Au moment où l’athénée Thil Lorrain célèbre son 125e anniversaire, il faut rappeler cette vérité : il y a eu des Rommel à Verviers, mais pas de la famille du maréchal Erwin Rommel.

Armand CARABIN, dans Le Courrier (21, 23-24 avril et 3 mai 1983) et dans son Verviers vécu, publié en 1985, avait largement contribué à accréditer la légende. Pourtant, le préfet Mathieu m’affirmait en 1984 qu’il n’y avait pas trace du passage d’Erwin dans son établissement. Et, en 1989, Manfred Rommel, fils du maréchal, m’écrivait que son père n’avait pas passé sa jeunesse à Verviers ni fréquenté l’athénée.
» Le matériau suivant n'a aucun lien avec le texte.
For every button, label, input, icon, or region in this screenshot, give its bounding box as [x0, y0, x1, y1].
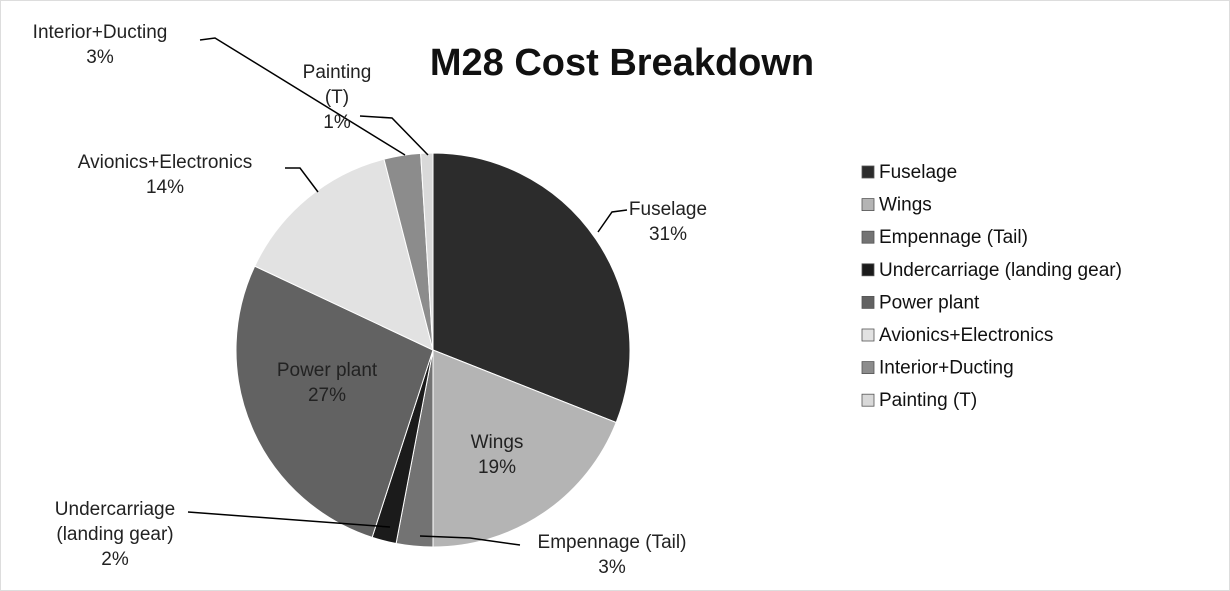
slice-value: 3%	[86, 47, 114, 68]
leader-line	[419, 535, 521, 546]
data-label: Power plant 27%	[252, 358, 402, 408]
slice-name: Painting (T)	[302, 62, 372, 108]
leader-line	[285, 167, 319, 193]
slice-value: 19%	[477, 457, 517, 478]
slice-name: Wings	[470, 432, 524, 453]
legend-label: Avionics+Electronics	[879, 325, 1053, 346]
leader-line	[597, 209, 628, 233]
data-label: Undercarriage (landing gear) 2%	[40, 497, 190, 572]
slice-name: Power plant	[276, 360, 378, 381]
data-label: Interior+Ducting 3%	[0, 20, 200, 70]
leader-line	[199, 37, 406, 156]
pie-slice	[432, 152, 631, 424]
pie-slice	[235, 265, 434, 538]
legend-label: Fuselage	[879, 162, 957, 183]
legend-label: Empennage (Tail)	[879, 227, 1028, 248]
legend-label: Undercarriage (landing gear)	[879, 260, 1122, 281]
slice-name: Undercarriage (landing gear)	[54, 499, 176, 545]
legend-swatch	[861, 230, 875, 244]
slice-name: Fuselage	[628, 199, 708, 220]
slice-value: 27%	[307, 385, 347, 406]
data-label: Painting (T) 1%	[302, 60, 372, 135]
data-label: Avionics+Electronics 14%	[45, 150, 285, 200]
slice-name: Avionics+Electronics	[77, 152, 253, 173]
slice-value: 14%	[145, 177, 185, 198]
leader-line	[359, 115, 429, 156]
data-label: Fuselage 31%	[588, 197, 748, 247]
slice-value: 1%	[323, 112, 351, 133]
pie-slice	[254, 158, 434, 351]
legend-swatch	[861, 361, 875, 375]
slice-name: Interior+Ducting	[32, 22, 168, 43]
slice-value: 31%	[648, 224, 688, 245]
legend-swatch	[861, 393, 875, 407]
slice-value: 2%	[101, 549, 129, 570]
legend-swatch	[861, 328, 875, 342]
leader-line	[187, 511, 391, 528]
legend-label: Wings	[879, 195, 932, 216]
legend-swatch	[861, 263, 875, 277]
slice-name: Empennage (Tail)	[537, 532, 687, 553]
legend-label: Painting (T)	[879, 390, 977, 411]
data-label: Wings 19%	[437, 430, 557, 480]
slice-value: 3%	[598, 557, 626, 578]
pie-slice	[432, 349, 617, 548]
data-label: Empennage (Tail) 3%	[512, 530, 712, 580]
legend-swatch	[861, 165, 875, 179]
legend-swatch	[861, 198, 875, 212]
legend-swatch	[861, 295, 875, 309]
legend-label: Power plant	[879, 292, 980, 313]
chart-title: M28 Cost Breakdown	[430, 42, 814, 84]
legend-label: Interior+Ducting	[879, 358, 1014, 379]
Alors, d’où vient cette légende ?

Il y avait des Rommel en ville, dès 1860 : Adolf Rommel, de Francfort, est recensé comme membre du Cabinet littéraire. En 1863, l’Union libérale du 8 janvier signale que les bureaux de MM. Hauzeur et Rommel se trouvent rue Tranchée. En 1887, un journal local nous apprend que Madame Rommel, rue Bidaut, cherche une servante. Et un Fritz Rommel est répertorié comme comptable ou employé en 1893, 1896, 1898. En 1896, il reçoit même procuration pour la firme Hauzeur.
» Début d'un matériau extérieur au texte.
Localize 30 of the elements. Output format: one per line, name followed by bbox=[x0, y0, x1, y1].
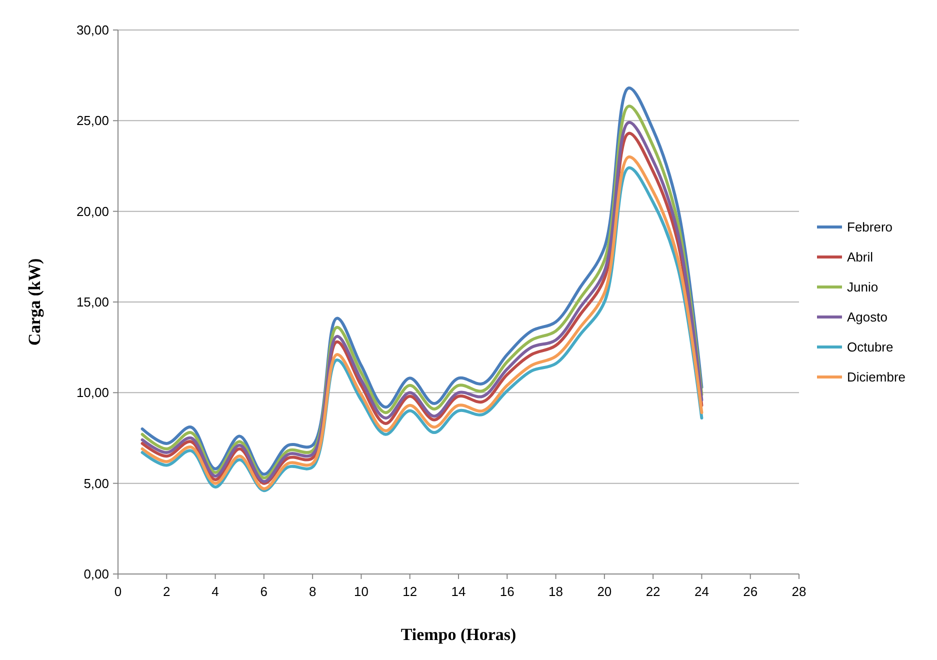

1914 va troubler l’histoire de cette famille. Frédéric Rommel, né à Verviers le 12 avril 1887, fils de Frédéric et de Dorothée Siebe, belge par option, célibataire, ingénieur-électricien à Paris au service de la firme Brown-Bovery est fusillé par les Belges à Louvain le 18 août 1914 avec deux co-accusés, pour espionnage au profit de l’Allemagne. En 1919, ses parents sont expulsés de Verviers vers l’Allemagne. Leurs meubles puis leur maison (coin de la rue d’Anvers et de la rue des Déportés) sont vendus.

Des études de 1997 et 2006 montrent que Frédéric Rommel aurait dû échapper à la peine capitale si les juges ne s’étaient appuyés sur un règlement dépassé. Ces études mettent aussi en évidence l’instabilité mentale de Troupin, principal accusé de cette affaire qui semble se dégonfler dès qu’on l’examine un peu froidement.

Deux remarques encore. D’abord, la troisième personne exécutée avec Troupin et Rommel est une femme, ce qui permettra aux Allemands de ricaner quand on leur reprochera plus tard la mort d’Edith Cavell. Enfin, en 1926, un frère de Frédéric Rommel demandera à la justice belge de mettre fin aux confiscations car les parents n’avaient jamais eu une attitude anti-belge. On ne sait quelle suite fut réservée à cette requête.

Jacques Wynants

Voir Jacques WYNANTS, Pour en finir avec la légende des Rommel verviétois, dans Bulletin d’information du CLHAM, juillet-septembre 2005, p. 15-18 et octobre-décembre 2006, p. 4.
Ces articles sont largement redevables aux recherches inédites du professeur Francis BALACE de l’université de Liège, et de Léonard GARDIER, chercheur et collectionneur impénitent.